While human activity may be the greatest threat to Hawai'i's reefs, there are many things people can do to protect the reefs, experts say, such as volunteering for environmental programs such as Reef Check.

"It's the main community-based monitoring program that's used to measure the health of coral reefs on a global scale," said Matt Zimmerman, the program's Hawai'i coordinator. In Hawai'i, Reef Check has teams on the Big Island, Kaua'i, Maui and O'ahu.

Reef Check, a nonprofit international environmental organization founded in 1997, consists primarily of trained volunteers, including college students, fishermen and scuba divers. The teams of volunteers and scientists visit reef sites and collect specific data about each location, a process that takes about four hours.

"The idea is to get out there and actually see what's in the water," Zimmerman said.

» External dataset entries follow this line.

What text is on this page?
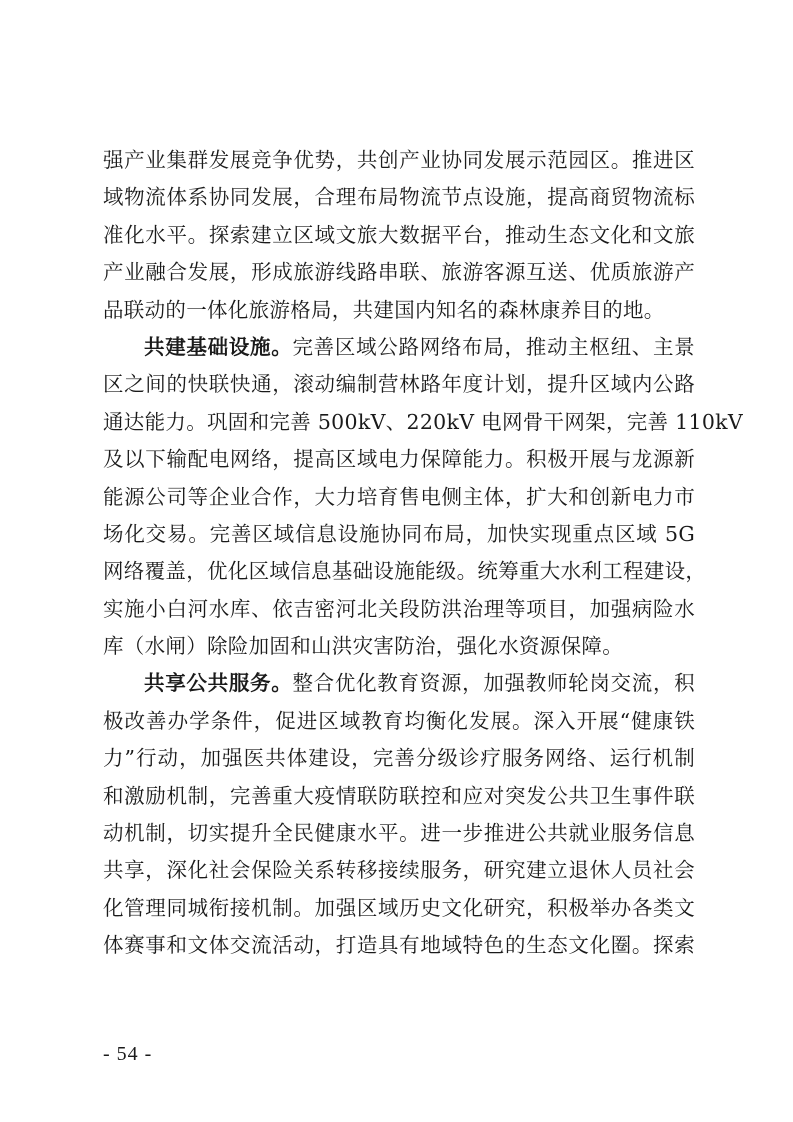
强产业集群发展竞争优势，共创产业协同发展示范园区。推进区
域物流体系协同发展，合理布局物流节点设施，提高商贸物流标
准化水平。探索建立区域文旅大数据平台，推动生态文化和文旅
产业融合发展，形成旅游线路串联、旅游客源互送、优质旅游产
品联动的一体化旅游格局，共建国内知名的森林康养目的地。
共建基础设施。完善区域公路网络布局，推动主枢纽、主景
区之间的快联快通，滚动编制营林路年度计划，提升区域内公路
通达能力。巩固和完善 500kV、220kV 电网骨干网架，完善 110kV
及以下输配电网络，提高区域电力保障能力。积极开展与龙源新
能源公司等企业合作，大力培育售电侧主体，扩大和创新电力市
场化交易。完善区域信息设施协同布局，加快实现重点区域 5G
网络覆盖，优化区域信息基础设施能级。统筹重大水利工程建设，
实施小白河水库、依吉密河北关段防洪治理等项目，加强病险水
库（水闸）除险加固和山洪灾害防治，强化水资源保障。
共享公共服务。整合优化教育资源，加强教师轮岗交流，积
极改善办学条件，促进区域教育均衡化发展。深入开展“健康铁
力”行动，加强医共体建设，完善分级诊疗服务网络、运行机制
和激励机制，完善重大疫情联防联控和应对突发公共卫生事件联
动机制，切实提升全民健康水平。进一步推进公共就业服务信息
共享，深化社会保险关系转移接续服务，研究建立退休人员社会
化管理同城衔接机制。加强区域历史文化研究，积极举办各类文
体赛事和文体交流活动，打造具有地域特色的生态文化圈。探索
- 54 -
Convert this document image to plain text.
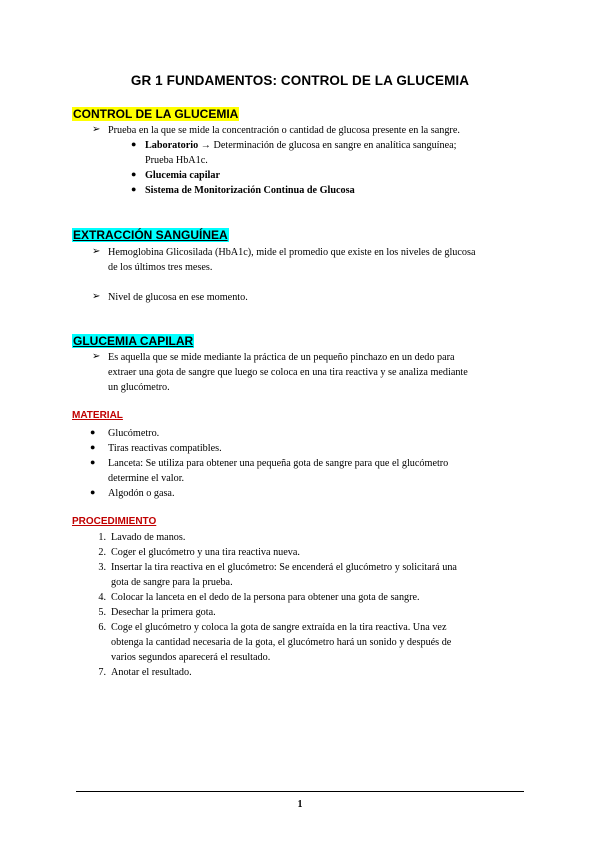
GR 1 FUNDAMENTOS: CONTROL DE LA GLUCEMIA
CONTROL DE LA GLUCEMIA
➢ Prueba en la que se mide la concentración o cantidad de glucosa presente en la sangre.
● Laboratorio → Determinación de glucosa en sangre en analítica sanguínea;
Prueba HbA1c.
● Glucemia capilar
● Sistema de Monitorización Continua de Glucosa
EXTRACCIÓN SANGUÍNEA
➢ Hemoglobina Glicosilada (HbA1c), mide el promedio que existe en los niveles de glucosa
de los últimos tres meses.
➢ Nivel de glucosa en ese momento.
GLUCEMIA CAPILAR
➢ Es aquella que se mide mediante la práctica de un pequeño pinchazo en un dedo para
extraer una gota de sangre que luego se coloca en una tira reactiva y se analiza mediante
un glucómetro.
MATERIAL
●	Glucómetro.
●	Tiras reactivas compatibles.
●	Lanceta: Se utiliza para obtener una pequeña gota de sangre para que el glucómetro
determine el valor.
●	Algodón o gasa.
PROCEDIMIENTO
1. Lavado de manos.
2. Coger el glucómetro y una tira reactiva nueva.
3. Insertar la tira reactiva en el glucómetro: Se encenderá el glucómetro y solicitará una
gota de sangre para la prueba.
4. Colocar la lanceta en el dedo de la persona para obtener una gota de sangre.
5. Desechar la primera gota.
6. Coge el glucómetro y coloca la gota de sangre extraída en la tira reactiva. Una vez
obtenga la cantidad necesaria de la gota, el glucómetro hará un sonido y después de
varios segundos aparecerá el resultado.
7. Anotar el resultado.
1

Teams submit the collected data — which include a description of each reef site and a count of fish and shellfish along a measured section of shallow reef — to the organization, based at the University of California-Los Angeles, where the results are used to produce an annual report on the state of the world's reefs. The organization also shares its data with local agencies.

"Reef Check itself isn't going to do anything to (directly) help the condition of the coral reefs. It's the decisions that people will make based on good knowledge about what's there and what's happening," Zimmerman said.